On embrasse le lac dans presque toute sa longueur, seule l’extrémité gauche échappe aux yeux. La rive, enserrée des deux côtés de collines et de montagnes, brille d’innombrables petites localités.

12Mais en voici un exemple simple dans la page sur le lac de Côme extraite de Rome, Naples et Florence en 1817 :

Nous nous arrêtâmes à la villa Sfondrata, située au milieu d’un bois de grands arbres, sur le promontoire escarpé qui sépare les deux branches du lac : il a la forme d’un Y renversé.

13L’ironie est très apparente dans la description du lac Majeur que donne le président de Brosses. Le jugement sur le lac en est lui-même affecté :

À Sesto, nous nous embarquâmes sur le lac Majeur. Oh ! de grâce, faites-moi justice d’un petit faquin de lac qui, n’ayant pas vingt lieues de long, et d’ailleurs fort étroit, s’avise de singer l’Océan, et d’avoir des vagues et des tempêtes.

14La transmutation de la masse liquide en impondérable aérien peut être aussi transmutation en spirituel. Le processus sera alors celui de l’idéalisation tel que l’a décrit Gaston Bachelard dans La Poétique de la rêverie, et précisément à propos du lac : il « éveill(e) tout naturellement notre imagination cosmique », il reflète en plus tendre, en plus doux les « couleurs lourdement substantielles du monde ». « Le poète qui va rêver devant l’eau n’essaiera pas d’en faire une peinture imaginaire. Il ira toujours un peu au-delà du réel. Telle est la loi phénoménologique de la rêverie poétique. »6 Bachelard prend comme exemple une page d’Il Piacere de Gabriele d’Annunzio où Andrea Sperelli conjugue sa propre rêverie à celle de Shelley — reflet des arbres dans les eaux d’un lac :

[…] des vues délicieuses comme on n’en vit jamais à la surface de notre monde y étaient peintes par l’amour de l’eau pour la belle forêt ; et, dans toute leur profondeur, elles étaient pénétrées d’une clarté élyséenne, d’une atmosphère sans variations, d’un crépuscule plus doux que le nôtre7.

15Des éléments mythologiques, Narcisse, les Champs Élysées, y apparaissent déjà.

16Une telle idéalisation est à l’œuvre à la fin du poème de Goethe Auf dem See (Sur le lac), inspiré par une promenade en barque sur le lac de Zurich, le jeudi matin 15 juin 1775 :

Auf der Welle blinken
Tausend schwebende Sterne
Weiche Nebel trinken
Rings die türmende Ferne
Morgenwind umflügelt
Die beschattete Bucht
Und im See bespiegelt
Sicb die reifende Frucht

Sur la vague scintillent
Mille étoiles flottantes ;
La molle brume absorbe
Tout l’horizon dressé ;
Le vent de l’aube flotte
Sur l’anse pleine d’ ombre,
Et dans le lac se mire
Le fruit près d’être mûr8.

17C’est un paysage qui semble se résoudre en une image.

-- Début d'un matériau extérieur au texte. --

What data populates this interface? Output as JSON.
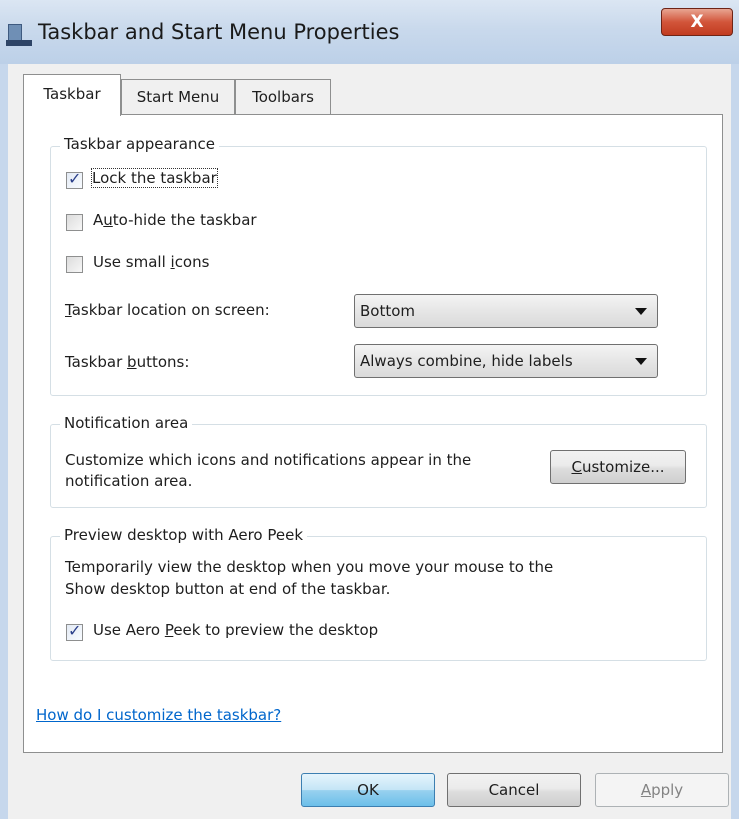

Mais cette image, née encore de celle d’un arbre penché sur l’eau, est symbolique : elle suggère la transformation, la maturation même du voyageur qui se regarde dans le miroir des eaux du lac. Gaston Bachelard a attiré à juste titre notre attention sur cet élément de narcissisme : le lac, miroir du paysage, est aussi le miroir de l’écrivain-voyageur.

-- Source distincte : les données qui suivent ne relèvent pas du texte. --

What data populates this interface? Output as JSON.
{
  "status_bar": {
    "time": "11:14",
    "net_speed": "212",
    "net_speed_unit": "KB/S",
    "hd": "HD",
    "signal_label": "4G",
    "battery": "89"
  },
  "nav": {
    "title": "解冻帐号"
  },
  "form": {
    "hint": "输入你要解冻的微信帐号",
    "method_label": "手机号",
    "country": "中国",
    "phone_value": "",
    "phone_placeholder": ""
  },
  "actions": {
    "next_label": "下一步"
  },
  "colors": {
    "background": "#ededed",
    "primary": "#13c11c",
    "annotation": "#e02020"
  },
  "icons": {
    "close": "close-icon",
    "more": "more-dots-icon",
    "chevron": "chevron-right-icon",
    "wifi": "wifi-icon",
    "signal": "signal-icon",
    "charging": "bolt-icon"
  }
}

18Le paysage du lac de Côme est présenté par Stendhal comme le miroir de sa mélancolie, ou de ce qu’il faudrait plutôt appeler sa mélancolique ardeur, quand il se trouve, dit-il, engagé par la jolie contessina Valenza à l’accompagner sur les lacs : « Le bruit des cloches, adouci par le lointain et les petites vagues du lac, retentit dans les âmes souffrantes. Comment peindre cette émotion ! Il faut aimer les arts, il faut aimer et être malheureux. » Il restera toujours quelque chose de cette mélancolie dans La Chartreuse de Parme. Le mot apparaît dans le chapitre VIII, au moment où Fabrice retrouve sa mère et une de ses sœurs à Belgirate, sur la rive droite du lac Majeur :

L’air des montagnes, l’aspect majestueux et tranquille de ce lac superbe qui lui rappelait celui près duquel il avait passé son enfance, tout contribua à changer en douce mélancolie le chagrin de Fabrice, voisin de la colère9.

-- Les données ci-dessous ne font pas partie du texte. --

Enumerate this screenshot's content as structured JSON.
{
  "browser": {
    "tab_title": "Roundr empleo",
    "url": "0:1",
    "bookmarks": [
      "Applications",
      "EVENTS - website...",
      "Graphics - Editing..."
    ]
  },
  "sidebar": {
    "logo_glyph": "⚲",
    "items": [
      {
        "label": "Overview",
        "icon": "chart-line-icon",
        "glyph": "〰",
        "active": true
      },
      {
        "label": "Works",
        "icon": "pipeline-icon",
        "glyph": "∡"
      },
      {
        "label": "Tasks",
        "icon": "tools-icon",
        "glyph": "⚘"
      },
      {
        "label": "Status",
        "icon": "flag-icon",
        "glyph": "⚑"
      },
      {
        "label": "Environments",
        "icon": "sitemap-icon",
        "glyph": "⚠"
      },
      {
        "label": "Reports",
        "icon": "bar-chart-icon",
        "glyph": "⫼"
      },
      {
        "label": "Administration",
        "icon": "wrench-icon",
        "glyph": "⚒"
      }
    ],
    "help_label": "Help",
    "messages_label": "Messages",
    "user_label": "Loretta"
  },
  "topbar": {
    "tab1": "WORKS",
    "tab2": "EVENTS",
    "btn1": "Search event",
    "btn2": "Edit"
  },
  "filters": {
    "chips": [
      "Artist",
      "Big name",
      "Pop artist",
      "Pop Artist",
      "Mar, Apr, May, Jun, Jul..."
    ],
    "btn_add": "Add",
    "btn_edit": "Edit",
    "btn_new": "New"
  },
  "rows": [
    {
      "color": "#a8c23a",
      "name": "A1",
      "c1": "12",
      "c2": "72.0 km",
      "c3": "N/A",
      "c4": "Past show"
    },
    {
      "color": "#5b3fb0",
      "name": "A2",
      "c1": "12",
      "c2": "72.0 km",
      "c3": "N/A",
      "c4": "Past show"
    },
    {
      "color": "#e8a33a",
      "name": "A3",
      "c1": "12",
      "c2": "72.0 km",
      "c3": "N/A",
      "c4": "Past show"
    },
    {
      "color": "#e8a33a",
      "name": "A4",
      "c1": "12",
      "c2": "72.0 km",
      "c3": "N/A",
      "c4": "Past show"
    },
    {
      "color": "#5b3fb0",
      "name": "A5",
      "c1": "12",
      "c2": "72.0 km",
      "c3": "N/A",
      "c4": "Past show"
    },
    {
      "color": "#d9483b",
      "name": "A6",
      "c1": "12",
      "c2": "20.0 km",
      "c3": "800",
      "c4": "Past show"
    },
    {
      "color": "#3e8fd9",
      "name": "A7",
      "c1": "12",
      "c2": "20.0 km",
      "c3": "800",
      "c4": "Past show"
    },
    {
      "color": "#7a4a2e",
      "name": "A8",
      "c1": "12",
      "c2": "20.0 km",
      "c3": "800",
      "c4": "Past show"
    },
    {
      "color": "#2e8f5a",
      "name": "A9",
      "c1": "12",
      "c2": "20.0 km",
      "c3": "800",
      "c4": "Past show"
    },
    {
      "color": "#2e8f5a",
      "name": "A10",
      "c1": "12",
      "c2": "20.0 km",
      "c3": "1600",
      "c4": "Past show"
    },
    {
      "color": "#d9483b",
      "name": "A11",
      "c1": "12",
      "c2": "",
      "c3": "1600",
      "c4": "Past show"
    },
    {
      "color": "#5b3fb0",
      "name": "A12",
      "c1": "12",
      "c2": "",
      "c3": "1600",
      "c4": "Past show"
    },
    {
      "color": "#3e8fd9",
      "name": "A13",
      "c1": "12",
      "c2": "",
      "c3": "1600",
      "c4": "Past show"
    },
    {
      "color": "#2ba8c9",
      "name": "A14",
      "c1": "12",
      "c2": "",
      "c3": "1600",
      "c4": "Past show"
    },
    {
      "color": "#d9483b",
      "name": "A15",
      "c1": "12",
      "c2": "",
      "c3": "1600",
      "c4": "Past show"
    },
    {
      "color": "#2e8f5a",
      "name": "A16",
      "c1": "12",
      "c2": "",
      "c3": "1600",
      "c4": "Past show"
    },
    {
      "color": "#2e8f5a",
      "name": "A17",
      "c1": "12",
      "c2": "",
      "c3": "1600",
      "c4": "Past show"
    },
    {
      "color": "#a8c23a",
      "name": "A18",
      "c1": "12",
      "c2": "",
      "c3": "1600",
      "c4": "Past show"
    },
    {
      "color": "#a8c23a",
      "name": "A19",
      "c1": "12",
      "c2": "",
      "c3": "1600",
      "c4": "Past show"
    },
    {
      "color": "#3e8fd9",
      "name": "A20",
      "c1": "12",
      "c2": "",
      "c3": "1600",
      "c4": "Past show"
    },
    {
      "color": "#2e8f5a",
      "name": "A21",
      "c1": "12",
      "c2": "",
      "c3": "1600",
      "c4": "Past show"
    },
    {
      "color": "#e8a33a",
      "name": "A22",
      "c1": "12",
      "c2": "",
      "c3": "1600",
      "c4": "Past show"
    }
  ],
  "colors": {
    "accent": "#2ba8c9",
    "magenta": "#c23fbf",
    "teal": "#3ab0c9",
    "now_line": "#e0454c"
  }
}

19Le lac Majeur est le miroir de l’autre lac, le lac de Côme auprès duquel Fabrice a passé son enfance et qu’il va retrouver en rendant, en secret, une dernière visite à l’abbé Blanès. Cette mélancolie, nous la retrouvons dans l’attendrissement de Fabrice quand il arrive au bord du lac de Côme. Du haut du clocher, à la vue du lac, ce sont « tous les souvenirs de son enfance » qui viennent « en foule assiéger sa pensée »10.

Mythe

20Le mythe peut-il être réduit à une image ? On pourrait le croire, à regarder la représentation des Sirènes sur un vase grec. Dans sa Petite lettre sur les mythes, Valéry suggère plus finement une libération de l’image, et ce que je serais tenté d’appeler l’imagination de l’image.

21La comparaison entre le lac et le cerf-volant serait alors à rapprocher des « formes baroques, poissons affreux, pieuvres tout échevelées de paraphes trop fluides et faciles11 ». Une différence essentielle apparaît toutefois : cette liberté-là trouve moins qu’elle ne retrouve. Les images que dessine la main de Valéry ne sont pas n’importe quoi ; elles ne sont pas non plus le croquis d’une chose vue. Elles reviennent à des images plus anciennes, et nous voilà « jeté(s) […] au milieu des monstres, dans la confusion de tous les dieux, des démons, des héros, des espèces horribles et de toutes ces créatures des anciens hommes, lesquels mettaient leur philosophie à peupler l’univers aussi ardemment que nous-mêmes plus tard la nôtre à le vider de toute vie. Nos ancêtres s’accouplaient dans leurs ténèbres à toute énigme, et lui faisaient d’étranges enfants ». Nous aussi.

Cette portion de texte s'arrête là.